The second thing I noticed was how calming and restorative being upside-down felt.
Being upside-down is always an adventure. It feels amazing for the spine and playful for the mind. At the same time, though, the sensation of more fluid in the head can cause discomfort, and the digestive system can feel pressured, causing nausea to arise even for long-time, experienced practitioners such as myself. This time, there was zero discomfort; I wanted to stay upside-down much longer than usual.
Due to elongation of the torso, the digestive organs are spread out and snuggled more along the length of the spine. This is not a new concept to me, I frequently speak about the inward draw of the abdominal organs during inversions, and the phenomenon is included as a topic of discussion in the Unnata teacher training course.

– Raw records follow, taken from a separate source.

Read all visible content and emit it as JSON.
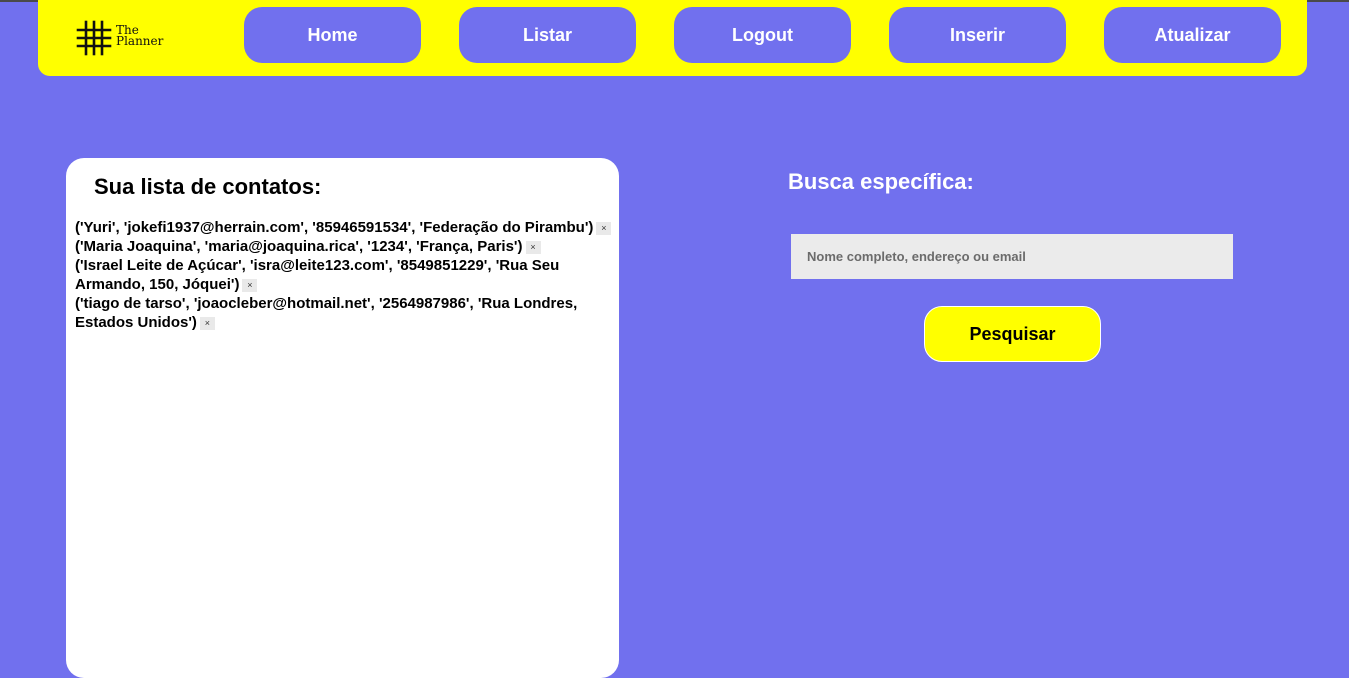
{
  "brand": {
    "line1": "The",
    "line2": "Planner",
    "icon": "hashtag-grid-icon"
  },
  "nav": {
    "home": "Home",
    "list": "Listar",
    "logout": "Logout",
    "insert": "Inserir",
    "update": "Atualizar"
  },
  "contacts": {
    "title": "Sua lista de contatos:",
    "delete_symbol": "×",
    "items": [
      "('Yuri', 'jokefi1937@herrain.com', '85946591534', 'Federação do Pirambu')",
      "('Maria Joaquina', 'maria@joaquina.rica', '1234', 'França, Paris')",
      "('Israel Leite de Açúcar', 'isra@leite123.com', '8549851229', 'Rua Seu Armando, 150, Jóquei')",
      "('tiago de tarso', 'joaocleber@hotmail.net', '2564987986', 'Rua Londres, Estados Unidos')"
    ]
  },
  "search": {
    "title": "Busca específica:",
    "placeholder": "Nome completo, endereço ou email",
    "value": "",
    "button": "Pesquisar"
  },
  "colors": {
    "background": "#7170ee",
    "navbar": "#ffff00",
    "nav_button": "#7170ee",
    "search_button": "#ffff00",
    "card": "#ffffff"
  }
}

But this time, the sensation was not just something I noticed intellectually. It felt soothing, and I felt worries melting out of my mind. Could it be my “guts” needed a squeeze, or a hug, just as much as my skin, muscles, and chest did? This time, gravity was reminding me: even when your world has flipped upside-down, you will be alright. Calm down, rest, digest, and you’ll evolve into your best.
The Last Hug
After the inaugural aerial yoga class I gave myself in my new home, I decided to practice along to a video from an aerial yoga class I taught a couple of years ago, while back in Brooklyn. I specifically chose a class with things I would be hesitant to practice on a yoga stand such as swinging (have to be careful of the poles and also of tipping the stand over), and standing on the hammock (not enough space to fully stand up), to explore how to adapt things I used to do, to my new reality.
I noticed how despite the limitations of the new setup, I felt inspired and creative, not restricted.
There’s the old saying, “necessity is the mother of invention.” Intellectually, I know these things. Intellectually, I know that moving to a new city doesn’t equate to something melodramatic such as failure and/or death or another unwanted trauma, and could instead be seen as an exciting opportunity. But for some reason, the heart doesn’t always understand or agree with the intellect. Sometimes, my heart needs additional convincing.
What’s in a Hug
Life rarely works the way I would prefer it. And, I’m not unique in that regard. Most of us wish for a life filled only with happiness and triumph. And yet, sadness and tragedy does exist, and frequently we experience a mix of favored and unfavored events on any given day. To ignore either side of this dualistic coin is to deny oneself the experience of a full and complete life. Rather than ignore the sadness, fear and awkward discomfort I’m feeling over leaving Brooklyn, I’ll stay in the moment and notice it and also recognize and embrace the fun and interesting surprises my new city and my new home offer. Emotions are impermanent, and can dissolve and disappear if you let them.
Every hug eventually ends; the hugger lets go of the hugged, and the squeeze transitions into expansion. If the hug felt good, and the expansion also felt good, that’s when you know you’ve experienced love. I suppose despite its imperfections, I really loved Brooklyn and New York City. And, my aerial yoga hammock is reassuring me that I will love my adopted city and the next phase of life, too.